One of Lenovo’s newest devices is the Yoga 8. It is an 8″ Android tablet with 12-15 hours of battery life and a built-in flip-stand. It comes with WiFi only or WLAN capability via a micro-SIM card slot. What differentiates this tablet from others is its ergonomic design, extreme thinness and light weight, and 6000 uAH Li-Polymer battery. It also has a high-res 1280 x 800 LCD screen and Dolby digital sound. It represents a new breed of ultra-mobile devices running on the Google Android 4 OS. Google has emerged as a formidable force rivaling Apple.

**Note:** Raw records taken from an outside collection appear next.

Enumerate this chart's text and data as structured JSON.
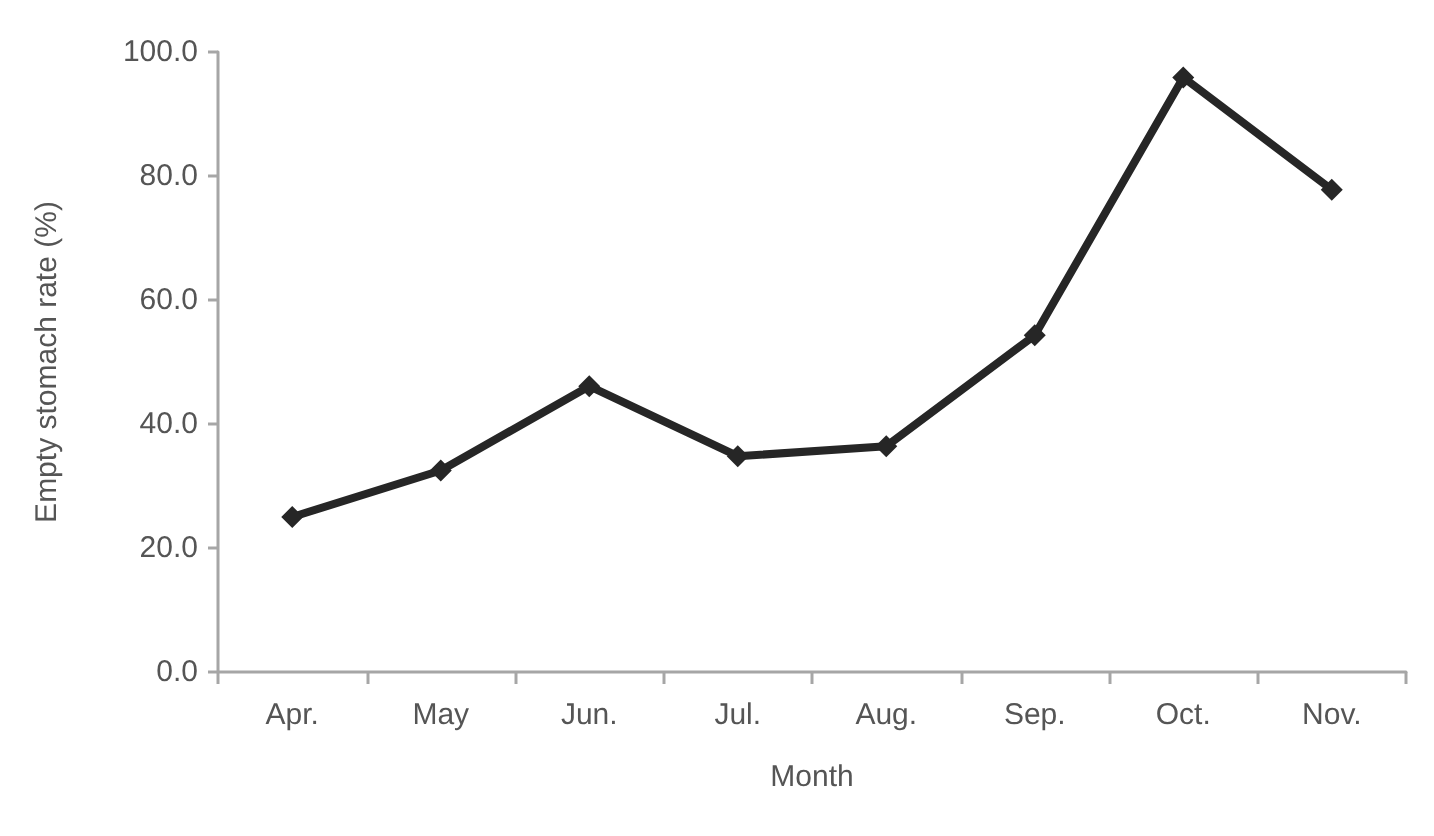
{
  "chart_data": {
    "type": "line",
    "xlabel": "Month",
    "ylabel": "Empty stomach rate (%)",
    "categories": [
      "Apr.",
      "May",
      "Jun.",
      "Jul.",
      "Aug.",
      "Sep.",
      "Oct.",
      "Nov."
    ],
    "series": [
      {
        "color": "#262626",
        "values": [
          25.0,
          32.5,
          46.1,
          34.8,
          36.4,
          54.3,
          95.9,
          77.8
        ]
      }
    ],
    "ylim": [
      0,
      100
    ],
    "yticks": [
      {
        "value": 0,
        "label": "0.0"
      },
      {
        "value": 20,
        "label": "20.0"
      },
      {
        "value": 40,
        "label": "40.0"
      },
      {
        "value": 60,
        "label": "60.0"
      },
      {
        "value": 80,
        "label": "80.0"
      },
      {
        "value": 100,
        "label": "100.0"
      }
    ],
    "grid": false,
    "marker": "diamond",
    "line_style": "solid"
  }
}
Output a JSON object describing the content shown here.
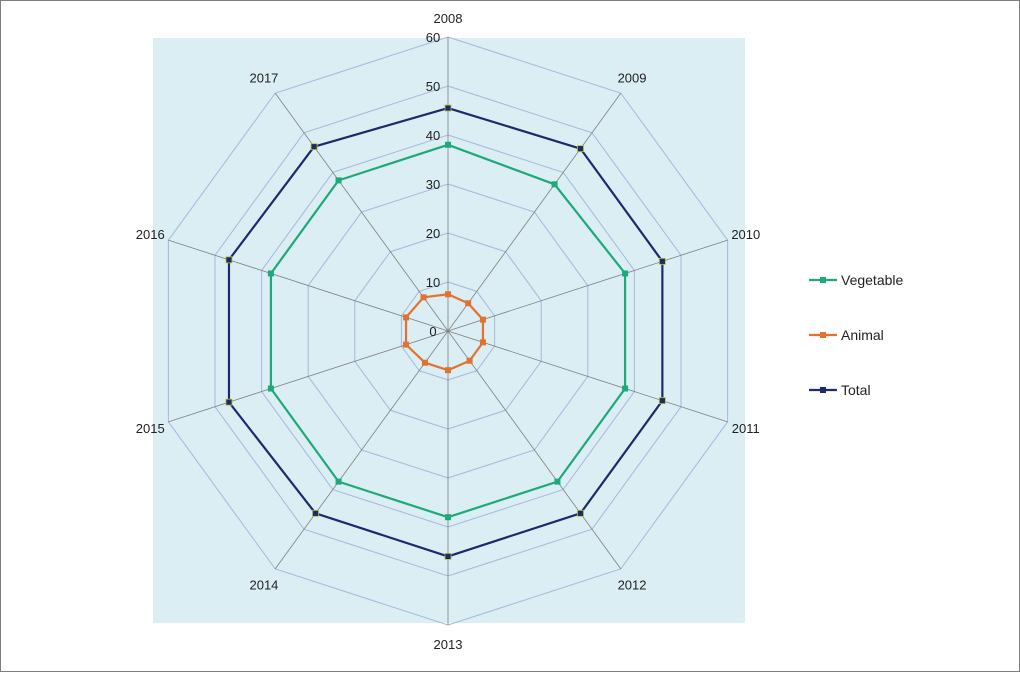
{
  "chart_data": {
    "type": "radar",
    "categories": [
      "2008",
      "2009",
      "2010",
      "2011",
      "2012",
      "2013",
      "2014",
      "2015",
      "2016",
      "2017"
    ],
    "rticks": [
      0,
      10,
      20,
      30,
      40,
      50,
      60
    ],
    "rlim": [
      0,
      60
    ],
    "series": [
      {
        "name": "Vegetable",
        "values": [
          38,
          37,
          38,
          38,
          38,
          38,
          38,
          38,
          38,
          38
        ]
      },
      {
        "name": "Animal",
        "values": [
          7.5,
          7,
          7.5,
          7.5,
          7.5,
          8,
          8,
          9,
          9,
          8.5
        ]
      },
      {
        "name": "Total",
        "values": [
          45.5,
          46,
          46,
          46,
          46,
          46,
          46,
          47,
          47,
          46.5
        ]
      }
    ],
    "legend_position": "right",
    "grid": true
  },
  "colors": {
    "plot_background": "#daeef3",
    "grid": "#a6b8de",
    "spokes": "#7f7f7f",
    "Vegetable": "#1fa87a",
    "Animal": "#e2722f",
    "Total": "#1f2a6b"
  }
}
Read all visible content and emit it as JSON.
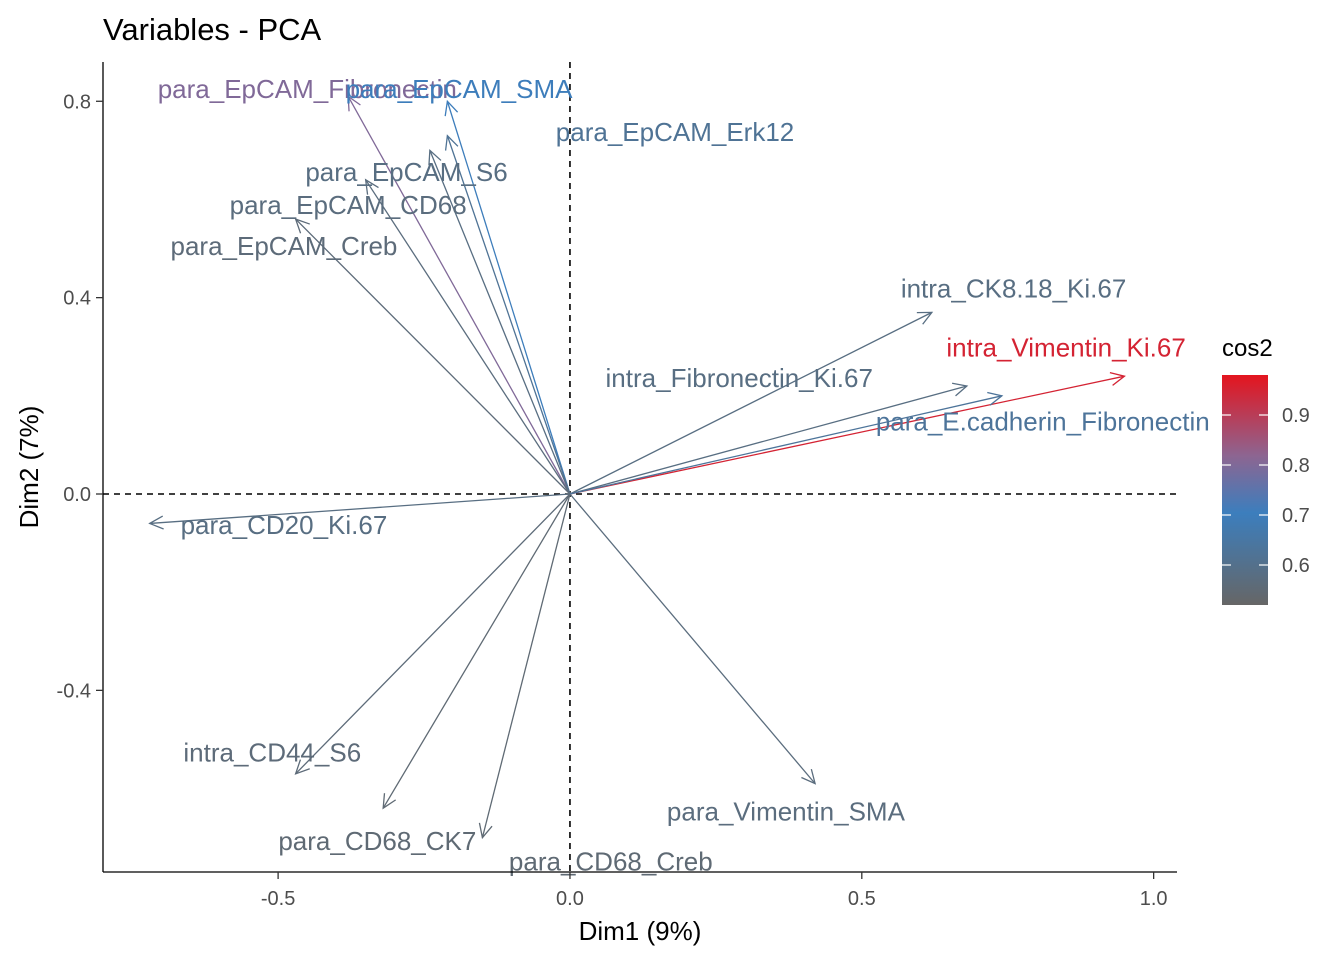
{
  "chart_data": {
    "type": "pca-variables",
    "title": "Variables - PCA",
    "xlabel": "Dim1 (9%)",
    "ylabel": "Dim2 (7%)",
    "xlim": [
      -0.8,
      1.04
    ],
    "ylim": [
      -0.77,
      0.88
    ],
    "xticks": [
      -0.5,
      0.0,
      0.5,
      1.0
    ],
    "xtick_labels": [
      "-0.5",
      "0.0",
      "0.5",
      "1.0"
    ],
    "yticks": [
      -0.4,
      0.0,
      0.4,
      0.8
    ],
    "ytick_labels": [
      "-0.4",
      "0.0",
      "0.4",
      "0.8"
    ],
    "grid": false,
    "reference_lines": {
      "x": 0,
      "y": 0,
      "style": "dashed"
    },
    "variables": [
      {
        "name": "para_EpCAM_Fibronectin",
        "x": -0.38,
        "y": 0.81,
        "cos2": 0.8,
        "label_x": -0.45,
        "label_y": 0.825
      },
      {
        "name": "para_EpCAM_SMA",
        "x": -0.21,
        "y": 0.8,
        "cos2": 0.7,
        "label_x": -0.19,
        "label_y": 0.825
      },
      {
        "name": "para_EpCAM_Erk12",
        "x": -0.21,
        "y": 0.73,
        "cos2": 0.62,
        "label_x": 0.18,
        "label_y": 0.737
      },
      {
        "name": "para_EpCAM_S6",
        "x": -0.24,
        "y": 0.7,
        "cos2": 0.58,
        "label_x": -0.28,
        "label_y": 0.656
      },
      {
        "name": "para_EpCAM_CD68",
        "x": -0.35,
        "y": 0.64,
        "cos2": 0.57,
        "label_x": -0.38,
        "label_y": 0.589
      },
      {
        "name": "para_EpCAM_Creb",
        "x": -0.47,
        "y": 0.56,
        "cos2": 0.56,
        "label_x": -0.49,
        "label_y": 0.505
      },
      {
        "name": "intra_CK8.18_Ki.67",
        "x": 0.62,
        "y": 0.37,
        "cos2": 0.58,
        "label_x": 0.76,
        "label_y": 0.419
      },
      {
        "name": "intra_Vimentin_Ki.67",
        "x": 0.95,
        "y": 0.24,
        "cos2": 0.95,
        "label_x": 0.85,
        "label_y": 0.298
      },
      {
        "name": "intra_Fibronectin_Ki.67",
        "x": 0.68,
        "y": 0.22,
        "cos2": 0.58,
        "label_x": 0.29,
        "label_y": 0.236
      },
      {
        "name": "para_E.cadherin_Fibronectin",
        "x": 0.74,
        "y": 0.2,
        "cos2": 0.63,
        "label_x": 0.81,
        "label_y": 0.148
      },
      {
        "name": "para_CD20_Ki.67",
        "x": -0.72,
        "y": -0.06,
        "cos2": 0.58,
        "label_x": -0.49,
        "label_y": -0.063
      },
      {
        "name": "intra_CD44_S6",
        "x": -0.47,
        "y": -0.57,
        "cos2": 0.56,
        "label_x": -0.51,
        "label_y": -0.527
      },
      {
        "name": "para_CD68_CK7",
        "x": -0.32,
        "y": -0.64,
        "cos2": 0.55,
        "label_x": -0.33,
        "label_y": -0.707
      },
      {
        "name": "para_CD68_Creb",
        "x": -0.15,
        "y": -0.7,
        "cos2": 0.55,
        "label_x": 0.07,
        "label_y": -0.749
      },
      {
        "name": "para_Vimentin_SMA",
        "x": 0.42,
        "y": -0.59,
        "cos2": 0.57,
        "label_x": 0.37,
        "label_y": -0.647
      }
    ],
    "legend": {
      "title": "cos2",
      "placement": "right",
      "min": 0.52,
      "max": 0.98,
      "ticks": [
        0.6,
        0.7,
        0.8,
        0.9
      ],
      "tick_labels": [
        "0.6",
        "0.7",
        "0.8",
        "0.9"
      ],
      "gradient_colors": [
        "#666666",
        "#3C7EBD",
        "#8D6591",
        "#E4141E"
      ]
    }
  }
}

Its advantage is that Android, unlike iOS, is an open system available to anyone wishing to do hardware. As Microsoft acquired Nokia, Google bought Motorola’s handset division so it could experiment with hardware. The Yoga 8, like many other tablets, has few external ports (Micro-USB, Micro-SIM, MicroSD, and mini jack) and depends on Bluetooth 4.0 to attach external Bluetooth devices such as a keyboard, mouse, or external speakers.
Lenovo Yoga 8 Specifications
Quad-core ARM Cortex-A7 (1.20GHz, 533MHz, 1MB)
- Android 4.2
- 8.0″, 1280×800
- 1.0GB LPDDR2 800 MHz
- 16GB eMMC
One interesting addition to the Yoga 8 is the iWerkz folding bluetooth keyboard. It has a micro-USB port for charging, and was very easy to set up with the tablet. When folded it’s about the size of a smartphone – a slick addition to the Yoga 8.
Lenovo Yoga 8: Positives and Negatives
The negatives I see with this device are the interoperability issues mentioned above and a lack of direct Microsoft Office support. It also uses an older video format which results in fuzzy resolution.
It does access Microsoft’s SkyDrive and Google’s cloud, among others. Skype provides WiFi phone and video chat support, and as an Android device has access to a large number of apps. This device is useful as an Internet appliance, for viewing emails and attachments, and displaying photos and videos, although it is not supported by Amazon Prime Video.
For the connector industry, this class of device represents fewer I/O connectors, but internally, it utilizes ultrathin, probably micro-stack and/or micro-FPC connectors, similar to an iPhone (iPhone 5s board displayed left).
We look forward to seeing a teardown of the Yoga, as it will be interesting to see how Lenovo approaches this packaging challenge.
John MacWilliams, Market Director, Bishop & Associates, Inc.